Crude oil prices traded around $75 per barrel in May due to demand weakness and recession worries. In April, OPEC+ announced a further supply cut of around 1.16 million bpd for 2023 to put pressure on oil prices.
OPEC had agreed to cut production by two million bpd from November 2022 until the end of 2023, despite calls for pumping more oil by the US government.
In April, Saudi Arabia decided to reduce supply by 500,000 bpd, while Iraq announced a cut of over 200,000 bpd starting from May 2023 until the end of the year. Russia said it will continue the production cut it announced earlier until the end of 2023. The country announced a production cut of 500,000 bpd in February.
Analysts said oil prices may rise immediately but would ultimately settle down amid demand worries, similar to when OPEC+ announced cuts in April.
Probal Sen, Energy Analyst, ICICI Securities, said, "Post the immediate reaction, my sense is that the signal this sends to global markets is that demand remains weak and no one else is willing to cut output. So, I think, the medium-term reaction will remain bearish."
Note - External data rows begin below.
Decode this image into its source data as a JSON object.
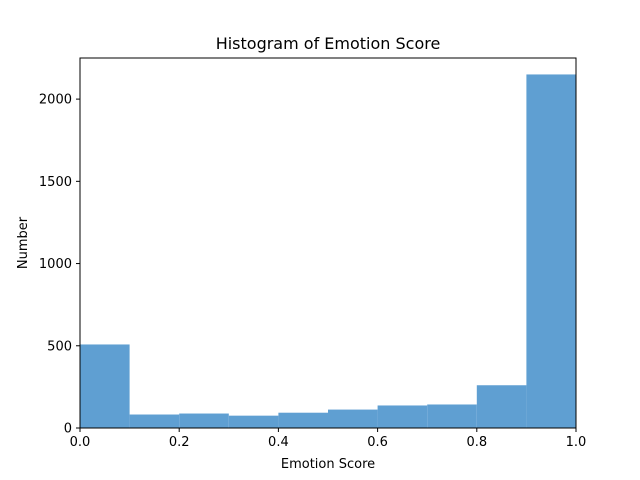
{
  "chart_data": {
    "type": "bar",
    "title": "Histogram of Emotion Score",
    "xlabel": "Emotion Score",
    "ylabel": "Number",
    "bin_edges": [
      0.0,
      0.1,
      0.2,
      0.3,
      0.4,
      0.5,
      0.6,
      0.7,
      0.8,
      0.9,
      1.0
    ],
    "values": [
      508,
      82,
      88,
      75,
      93,
      112,
      137,
      143,
      260,
      2150
    ],
    "xlim": [
      0.0,
      1.0
    ],
    "ylim": [
      0,
      2250
    ],
    "x_ticks": [
      0.0,
      0.2,
      0.4,
      0.6,
      0.8,
      1.0
    ],
    "x_tick_labels": [
      "0.0",
      "0.2",
      "0.4",
      "0.6",
      "0.8",
      "1.0"
    ],
    "y_ticks": [
      0,
      500,
      1000,
      1500,
      2000
    ],
    "y_tick_labels": [
      "0",
      "500",
      "1000",
      "1500",
      "2000"
    ],
    "grid": false,
    "bar_color": "#5f9fd2",
    "axis_color": "#000000"
  }
}
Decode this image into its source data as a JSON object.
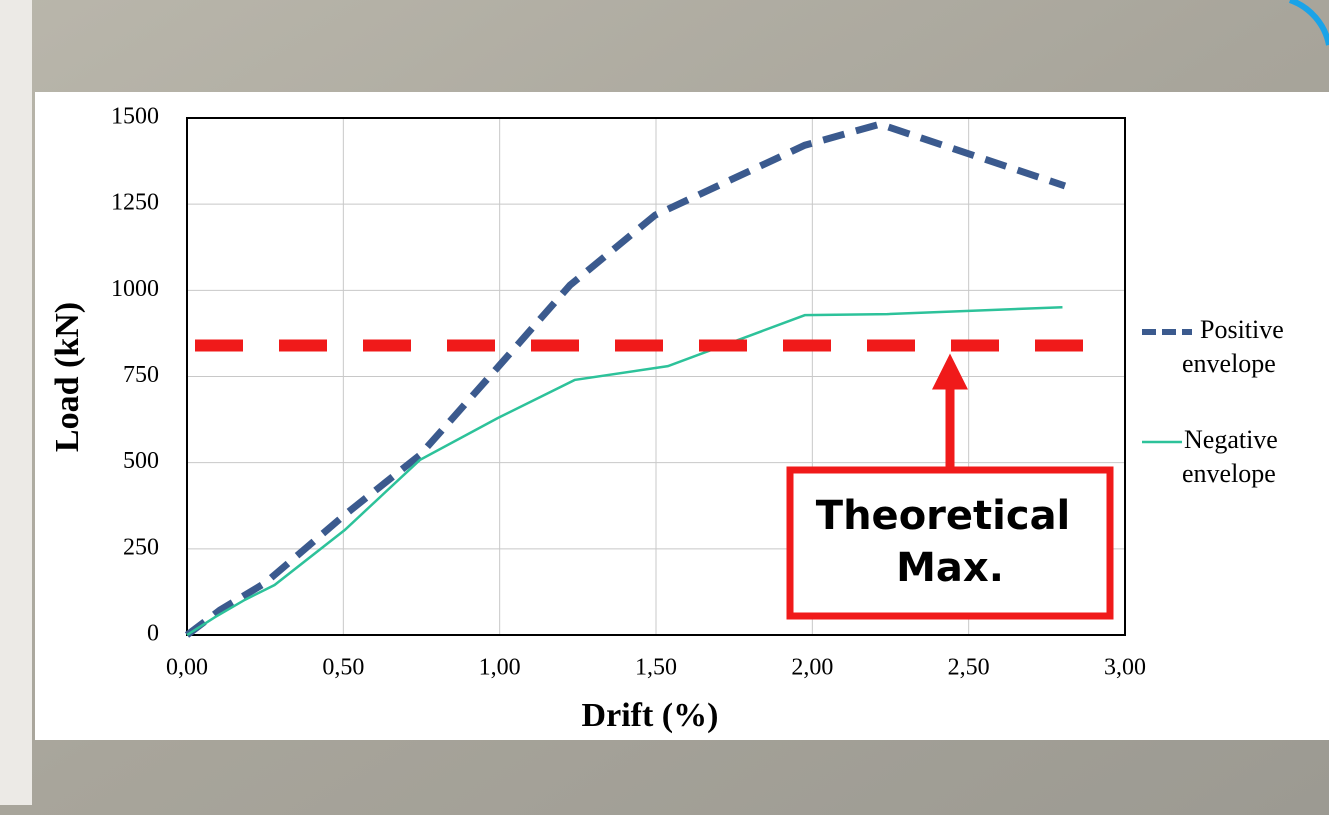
{
  "chart_data": {
    "type": "line",
    "xlabel": "Drift (%)",
    "ylabel": "Load (kN)",
    "xlim": [
      0,
      3
    ],
    "ylim": [
      0,
      1500
    ],
    "xticks": [
      {
        "value": 0,
        "label": "0,00"
      },
      {
        "value": 0.5,
        "label": "0,50"
      },
      {
        "value": 1,
        "label": "1,00"
      },
      {
        "value": 1.5,
        "label": "1,50"
      },
      {
        "value": 2,
        "label": "2,00"
      },
      {
        "value": 2.5,
        "label": "2,50"
      },
      {
        "value": 3,
        "label": "3,00"
      }
    ],
    "yticks": [
      0,
      250,
      500,
      750,
      1000,
      1250,
      1500
    ],
    "grid": true,
    "series": [
      {
        "name": "Positive envelope",
        "color": "#3b5a8e",
        "dashed": true,
        "x": [
          0,
          0.105,
          0.25,
          0.505,
          0.745,
          1.0,
          1.225,
          1.497,
          1.976,
          2.216,
          2.808
        ],
        "values": [
          0,
          72,
          151,
          349,
          522,
          783,
          1015,
          1218,
          1421,
          1482,
          1303
        ]
      },
      {
        "name": "Negative envelope",
        "color": "#2dc29a",
        "dashed": false,
        "x": [
          0,
          0.09,
          0.185,
          0.28,
          0.505,
          0.745,
          0.995,
          1.24,
          1.538,
          1.976,
          2.24,
          2.8
        ],
        "values": [
          0,
          52,
          102,
          145,
          305,
          508,
          630,
          740,
          780,
          928,
          931,
          951
        ]
      }
    ],
    "reference_line": {
      "value": 840,
      "label": "Theoretical Max.",
      "color": "#f01a1a"
    }
  }
}
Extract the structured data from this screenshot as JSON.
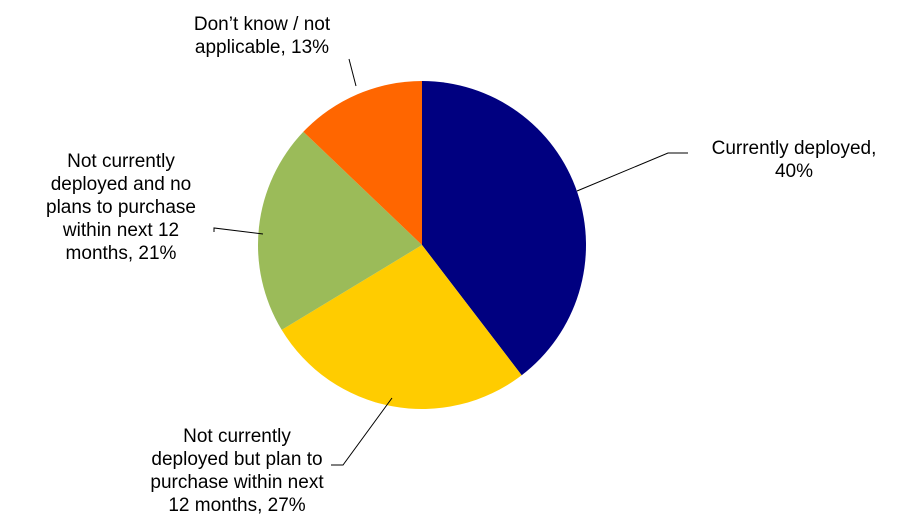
{
  "chart_data": {
    "type": "pie",
    "title": "",
    "slices": [
      {
        "name": "Currently deployed",
        "value": 40,
        "color": "#000080",
        "label_lines": [
          "Currently deployed,",
          "40%"
        ]
      },
      {
        "name": "Not currently deployed but plan to purchase within next 12 months",
        "value": 27,
        "color": "#FFCC00",
        "label_lines": [
          "Not currently",
          "deployed but plan to",
          "purchase within next",
          "12 months, 27%"
        ]
      },
      {
        "name": "Not currently deployed and no plans to purchase within next 12 months",
        "value": 21,
        "color": "#9BBB59",
        "label_lines": [
          "Not currently",
          "deployed and no",
          "plans to purchase",
          "within next 12",
          "months, 21%"
        ]
      },
      {
        "name": "Don’t know / not applicable",
        "value": 13,
        "color": "#FF6600",
        "label_lines": [
          "Don’t know / not",
          "applicable, 13%"
        ]
      }
    ],
    "start_angle": "12 o'clock",
    "direction": "clockwise",
    "legend": "none",
    "data_labels": "outside with leader lines"
  }
}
Weak demand weighed on prices in May
Crude oil prices, which touched an all-time high of $140 per barrel in March 2022, were trading around $75 per barrel in the month of May this year.
Analysts said weak demand in China despite the reopening of the largest oil consumer in the world and recession worries in European countries dragged down prices in May.
Prashant Vasisht, VP and Co-head of Corporate Ratings, ICRA, said, "Muted driving season in America, weaker-than-expected demand from China, and several countries in Europe staring at recession were the major factors for weak prices in May."
"In Europe, countries such as Germany are already in recession, and there is a high probability that the US may also enter recession by the end of this year. This has led to weakness in crude oil prices," Vasisht added.
Crude oil prices rose 2 percent to $77 per barrel on June 5.